Inequalities and Constraints

Slope and Units

  • Matching units to make slope calculations more intuitive.
  • Mathematically correct representation: down 5 units over 10 units.

Practical Constraints

  • Ice cream scoops: The cap is around 35 scoops because exceeding this might lead to losses.
  • Negative slopes: Represented by using more small scoops, leading to fewer large scoops, especially considering cheese scoops use double the amount.

Adjusting Slope Representation

  • Transforming negative slopes: Example: -\frac{3}{5} can be scaled to -\frac{15}{25}.

Graphing Inequalities

  • Graphing regions: Shading below the blue line for 'less than' and above the red line for 'greater than'.
  • Sweet spot: The area where the colors merge (purple) represents the solution that satisfies both inequalities.

Business Implications

  • Real-world application: Balancing the number of small and large ice cream scoops based on a total of 70 scoops and a target profit of at least $20.
  • If you sell 20 small scoops, you need to sell a certain number of larger ones to make money.
  • Selling only 10 large scoops results in a loss.

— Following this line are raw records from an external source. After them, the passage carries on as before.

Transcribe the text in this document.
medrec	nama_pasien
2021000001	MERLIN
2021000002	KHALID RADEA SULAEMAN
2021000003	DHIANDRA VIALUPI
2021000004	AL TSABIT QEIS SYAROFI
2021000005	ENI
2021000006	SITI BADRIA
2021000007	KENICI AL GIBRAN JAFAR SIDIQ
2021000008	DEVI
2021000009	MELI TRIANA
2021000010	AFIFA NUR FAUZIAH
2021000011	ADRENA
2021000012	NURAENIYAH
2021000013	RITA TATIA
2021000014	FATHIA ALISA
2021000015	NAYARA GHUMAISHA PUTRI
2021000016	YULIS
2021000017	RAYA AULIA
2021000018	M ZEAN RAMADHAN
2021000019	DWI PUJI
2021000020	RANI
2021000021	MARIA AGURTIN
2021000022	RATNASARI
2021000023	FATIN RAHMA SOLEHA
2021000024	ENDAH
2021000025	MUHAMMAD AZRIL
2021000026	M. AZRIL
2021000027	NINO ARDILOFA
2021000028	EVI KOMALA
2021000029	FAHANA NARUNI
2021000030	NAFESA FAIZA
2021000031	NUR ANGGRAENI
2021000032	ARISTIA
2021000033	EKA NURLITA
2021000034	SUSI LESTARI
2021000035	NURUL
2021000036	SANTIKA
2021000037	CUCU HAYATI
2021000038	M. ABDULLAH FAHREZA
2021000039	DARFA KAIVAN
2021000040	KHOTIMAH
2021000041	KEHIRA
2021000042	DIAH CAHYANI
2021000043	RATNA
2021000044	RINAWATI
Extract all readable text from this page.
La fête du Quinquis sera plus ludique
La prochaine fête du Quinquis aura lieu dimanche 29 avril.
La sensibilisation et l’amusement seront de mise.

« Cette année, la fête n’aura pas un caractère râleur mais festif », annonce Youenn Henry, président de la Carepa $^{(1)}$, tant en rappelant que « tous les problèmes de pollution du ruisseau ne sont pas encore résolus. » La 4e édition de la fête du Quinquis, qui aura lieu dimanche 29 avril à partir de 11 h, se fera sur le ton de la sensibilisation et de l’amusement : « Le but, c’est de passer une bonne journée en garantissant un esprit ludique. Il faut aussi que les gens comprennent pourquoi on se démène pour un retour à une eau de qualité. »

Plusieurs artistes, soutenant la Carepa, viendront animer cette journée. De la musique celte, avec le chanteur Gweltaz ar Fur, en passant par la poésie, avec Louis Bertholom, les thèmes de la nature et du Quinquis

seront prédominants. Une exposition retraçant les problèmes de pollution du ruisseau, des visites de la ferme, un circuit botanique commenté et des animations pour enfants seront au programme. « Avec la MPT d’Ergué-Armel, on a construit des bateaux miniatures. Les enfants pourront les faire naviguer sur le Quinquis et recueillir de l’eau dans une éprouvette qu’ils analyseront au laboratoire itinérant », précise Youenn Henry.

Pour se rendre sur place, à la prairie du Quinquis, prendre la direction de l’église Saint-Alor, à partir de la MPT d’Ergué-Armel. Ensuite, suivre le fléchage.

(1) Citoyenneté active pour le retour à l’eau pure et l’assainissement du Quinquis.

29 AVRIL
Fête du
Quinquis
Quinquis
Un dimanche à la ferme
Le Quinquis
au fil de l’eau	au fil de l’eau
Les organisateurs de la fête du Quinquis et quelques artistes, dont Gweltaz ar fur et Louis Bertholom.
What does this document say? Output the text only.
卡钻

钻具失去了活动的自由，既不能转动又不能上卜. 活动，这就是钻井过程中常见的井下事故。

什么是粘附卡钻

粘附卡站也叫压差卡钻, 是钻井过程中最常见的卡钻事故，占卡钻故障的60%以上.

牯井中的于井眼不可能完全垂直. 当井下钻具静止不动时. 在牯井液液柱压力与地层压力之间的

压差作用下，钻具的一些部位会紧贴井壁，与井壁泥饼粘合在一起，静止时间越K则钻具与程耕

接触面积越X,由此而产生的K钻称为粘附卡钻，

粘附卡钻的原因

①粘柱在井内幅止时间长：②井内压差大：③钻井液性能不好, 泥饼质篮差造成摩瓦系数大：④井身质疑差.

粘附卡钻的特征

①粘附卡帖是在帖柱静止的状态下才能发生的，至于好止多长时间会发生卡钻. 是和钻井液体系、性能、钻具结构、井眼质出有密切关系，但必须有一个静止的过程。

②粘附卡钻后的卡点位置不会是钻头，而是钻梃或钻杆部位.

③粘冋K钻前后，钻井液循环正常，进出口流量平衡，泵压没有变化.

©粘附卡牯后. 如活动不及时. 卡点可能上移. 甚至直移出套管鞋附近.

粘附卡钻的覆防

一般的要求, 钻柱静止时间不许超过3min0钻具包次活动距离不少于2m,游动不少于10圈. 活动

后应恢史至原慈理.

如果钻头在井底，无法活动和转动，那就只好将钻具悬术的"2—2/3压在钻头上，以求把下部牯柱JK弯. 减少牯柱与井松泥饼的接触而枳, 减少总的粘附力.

Setting Up a Summer Party: Hamburgers and Chicken

  • Cost: Hamburgers at $2 per pound, chicken at $3 per pound.
  • Budget: No more than $30 to spend.
  • Minimum Purchase: At least 3 pounds of hamburgers.
  • What-if Scenario: If only hamburgers are bought, buying at least three pounds

Defining Variables

  • Hamburgers: Independent variable (x-axis).
  • Chicken: Dependent variable (y-axis), its quantity depends on the hamburger purchase.

Formulating Inequalities

  • Money Inequality: 2x + 3y \le 30, where x is pounds of hamburgers and y is pounds of chicken.
  • Pound Inequality: x \ge 3, representing the minimum purchase of hamburgers.

Solving and Simplifying Inequalities

  • Transforming the money inequality: Solving for y to get y \le -\frac{2}{3}x + 10.
  • Determining scale: Assessing the simplified inequality to decide on appropriate units for the graph (e.g., ones).

Graphing the Inequalities

  • First Inequality: Starting at 10 on the y-axis, with a slope of down 2 over 3.
  • Shading: Below the line for 'less than'.
  • Second Inequality: A vertical line at x = 3, shading to the right for 'greater than'.

Analyzing the Graph

  • Maximum Hamburger Meat: Purchasing only hamburger meat, the maximum is 15 pounds.
  • Testing the solution area: Using test points to confirm the correct shaded region.

Interpreting the Results

  • The overlapping region indicates feasible solutions.
  • Example 1: Buying 10 pounds of chicken requires no hamburger meat, which is outside the solution area.